Arizona State is in a similar boat. The Sun Devils went 5-1 in one-score games, but while they didn't get the same turnover luck Cal got (+3), they only outscored opponents 145-136 in those six games. That's an average of 1.5 points per game. The Sun Devils had an eight-point loss to Houston, but their wins over Baylor, TCU, Texas Tech, Iowa State and West Virginia all came by five points or fewer. Unlike Cal, though, Arizona State did have a multiple-score victory in the Big 12: its 42-17 beatdown of Colorado in Boulder.
Still, while I am a big-time believer in Kenny Dillingham, these numbers are another reason to be wary of the Sun Devils heading into 2026. This team lost Sam Leavitt to LSU and Jordyn Tyson to the NFL, and it wasn't like they were blowing teams out with both.
There are also reasons to be wary of Alabama, Houston, Oklahoma and Ole Miss. As for the G6 schools, honestly, I wouldn't dismiss any of these results, but given how the portal forces G6 teams to overhaul their rosters every season, I don't know how much useful information there is to glean from these numbers. The results of those leagues could prove to be far more random in any given season moving forward, but for a whole bunch of different reasons.
Now for the other side of the coin. After all, if some teams may have been lucky, somebody had to be unlucky. Here are the teams that lost the most one-score games in conference play last season.

Much like the case with the wins, there aren't many two-win teams here, either. Of these 11, Army is the only one to pick up two one-score victories. Auburn, Arkansas, Florida State and Texas State didn't have any.
So were they unlucky or just bad? Let's break it down to points and turnover margins again.

Look at Kansas State! The Wildcats went 1-4 in one-score Big 12 games with a turnover margin of +6! Nobody else in this group of 11 teams had a turnover margin better than +3. Making things worse, the Wildcats were outscored by six points in those five games, or 1.2 points per game. They had a 14-6 win over Oklahoma State and four losses of six points or fewer. I see those results, and I don't think Kansas State was unlucky. I think Kansas State shot itself in the foot and didn't execute.

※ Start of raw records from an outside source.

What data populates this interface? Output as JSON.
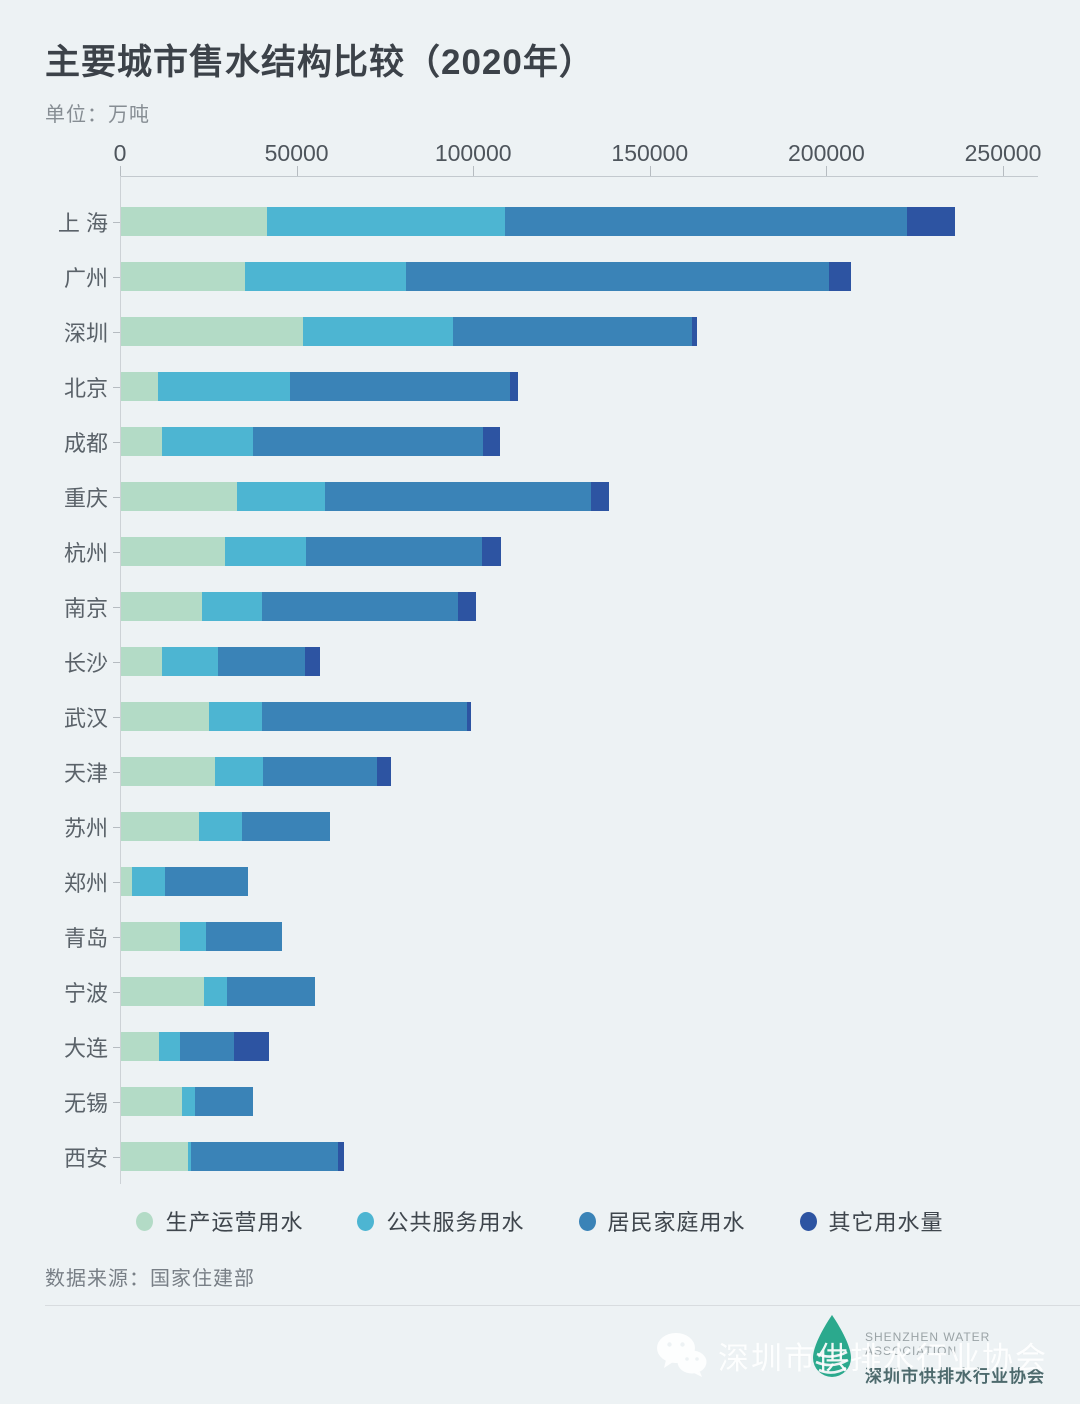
{
  "title": "主要城市售水结构比较（2020年）",
  "subtitle": "单位：万吨",
  "source": "数据来源：国家住建部",
  "colors": {
    "production": "#b3dbc6",
    "public_service": "#4db5d2",
    "household": "#3a83b7",
    "other": "#2d54a2",
    "background": "#edf2f4"
  },
  "chart_data": {
    "type": "bar",
    "orientation": "horizontal",
    "stacked": true,
    "title": "主要城市售水结构比较（2020年）",
    "unit": "万吨",
    "xlim": [
      0,
      250000
    ],
    "x_ticks": [
      "0",
      "50000",
      "100000",
      "150000",
      "200000",
      "250000"
    ],
    "grid": false,
    "legend_position": "bottom",
    "categories": [
      "上 海",
      "广州",
      "深圳",
      "北京",
      "成都",
      "重庆",
      "杭州",
      "南京",
      "长沙",
      "武汉",
      "天津",
      "苏州",
      "郑州",
      "青岛",
      "宁波",
      "大连",
      "无锡",
      "西安"
    ],
    "series": [
      {
        "name": "生产运营用水",
        "color": "#b3dbc6",
        "values": [
          41200,
          35100,
          51400,
          10600,
          11600,
          32800,
          29400,
          22800,
          11500,
          25000,
          26700,
          22000,
          3100,
          16700,
          23400,
          10700,
          17200,
          19000
        ]
      },
      {
        "name": "公共服务用水",
        "color": "#4db5d2",
        "values": [
          67500,
          45700,
          42600,
          37200,
          25700,
          25000,
          23100,
          17100,
          16100,
          14800,
          13400,
          12400,
          9300,
          7500,
          6600,
          6100,
          3800,
          800
        ]
      },
      {
        "name": "居民家庭用水",
        "color": "#3a83b7",
        "values": [
          113700,
          119600,
          67800,
          62300,
          65300,
          75400,
          49700,
          55600,
          24600,
          58300,
          32500,
          24800,
          23700,
          21400,
          25000,
          15300,
          16300,
          41600
        ]
      },
      {
        "name": "其它用水量",
        "color": "#2d54a2",
        "values": [
          13600,
          6200,
          1400,
          2200,
          4600,
          5000,
          5300,
          5000,
          4200,
          1000,
          3800,
          0,
          0,
          0,
          0,
          9900,
          0,
          1700
        ]
      }
    ]
  },
  "legend": [
    "生产运营用水",
    "公共服务用水",
    "居民家庭用水",
    "其它用水量"
  ],
  "footer": {
    "watermark": "深圳市供排水行业协会",
    "logo": {
      "en_line1": "SHENZHEN WATER",
      "en_line2": "ASSOCIATION",
      "cn": "深圳市供排水行业协会"
    }
  }
}
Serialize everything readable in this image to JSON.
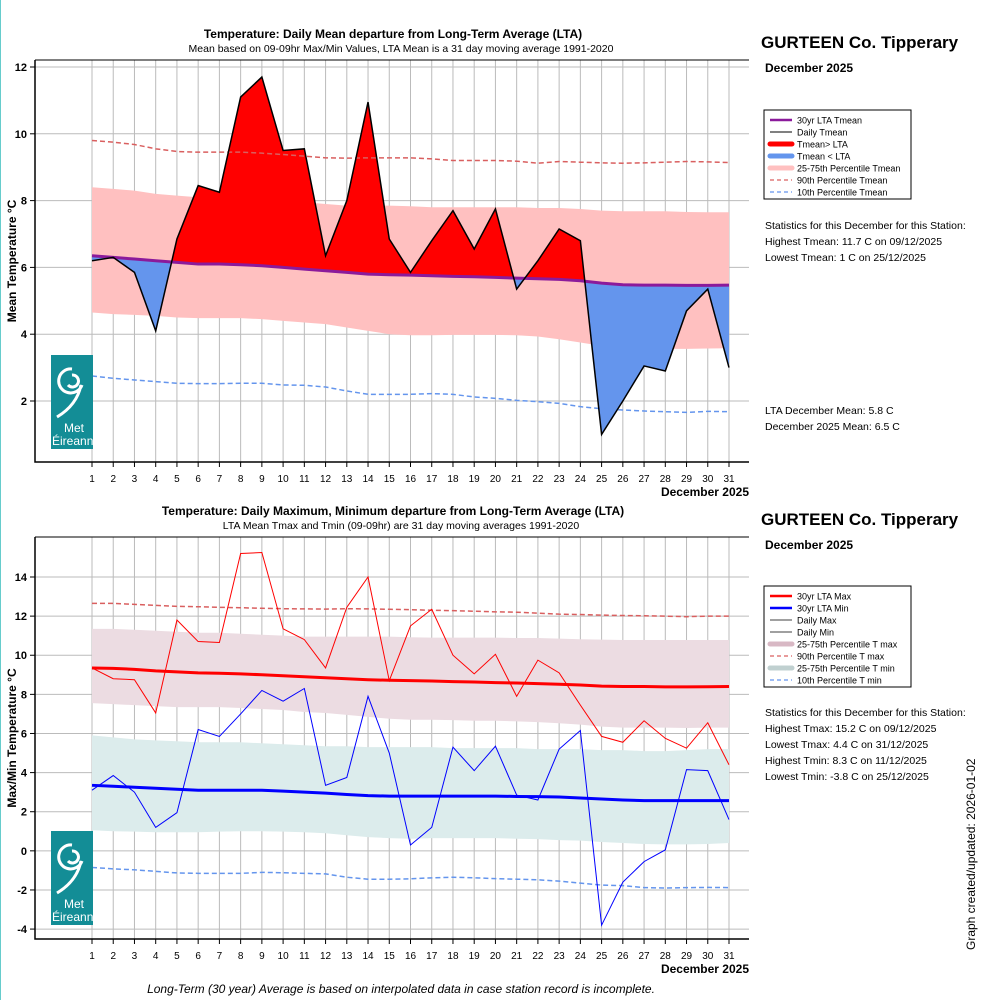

But maybe that's where things turn around. Collin Klein has returned to Manhattan to take over the team, and it looks as though he's inheriting a team that was pretty good last year but was its own worst enemy too often. The Wildcats finished 6-6 overall and 5-4 in the Big 12, so all four of their conference losses were close. The same cannot be said of their wins, as the 'Cats beat UCF, TCU, Kansas, Oklahoma State and Colorado by an average of 14 points.
Based on the numbers we're looking at, there's an argument to be made that Auburn was the unluckiest team. It had a positive turnover margin in these games, but not to the ridiculous extent Kansas State did. The Tigers went 0-6 in these games, with their lone two-score conference loss being a 20-10 defeat at Georgia. So even that loss was close.
However, I don't think this was about luck as much as I think it was about a horrific offense. The reason Auburn was in so many close games last year was its phenomenal defense, which kept games close. At the same time, there was the wild 45-38 overtime loss to Vanderbilt, but the Tigers' defense didn't allow more than 27 points in any other SEC game. The offense just couldn't score any damn points of its own to win these games. That's why Alex Golesh is in charge now. So if the Tigers do rebound in 2026 and improve upon their 1-7 mark in the SEC, it'll likely be due to an improved offense, not the luck evening out.
Sticking in the SEC, I want to touch on Arkansas, but for entirely different reasons. I mentioned earlier in this story that luck tends to even out for teams over time. Well, there are exceptions, and Arkansas is one of them.
In the College Football Playoff era (since 2014), 44 of Arkansas's 98 SEC games have been one-score games. The Hogs are 10-34 in those games. That .227 win percentage is the worst of any team in the country in that time by a country mile. The next worst is East Carolina at .286 (8-20), followed by Nebraska at .298 (17-40).
For Arkansas fans, close games are nothing but heartbreak. The good news is that if luck truly does even out for everybody in the long run, there's a national title run in Arkansas' future, with the Hogs going 15-0 and outscoring opponents by 20 points combined.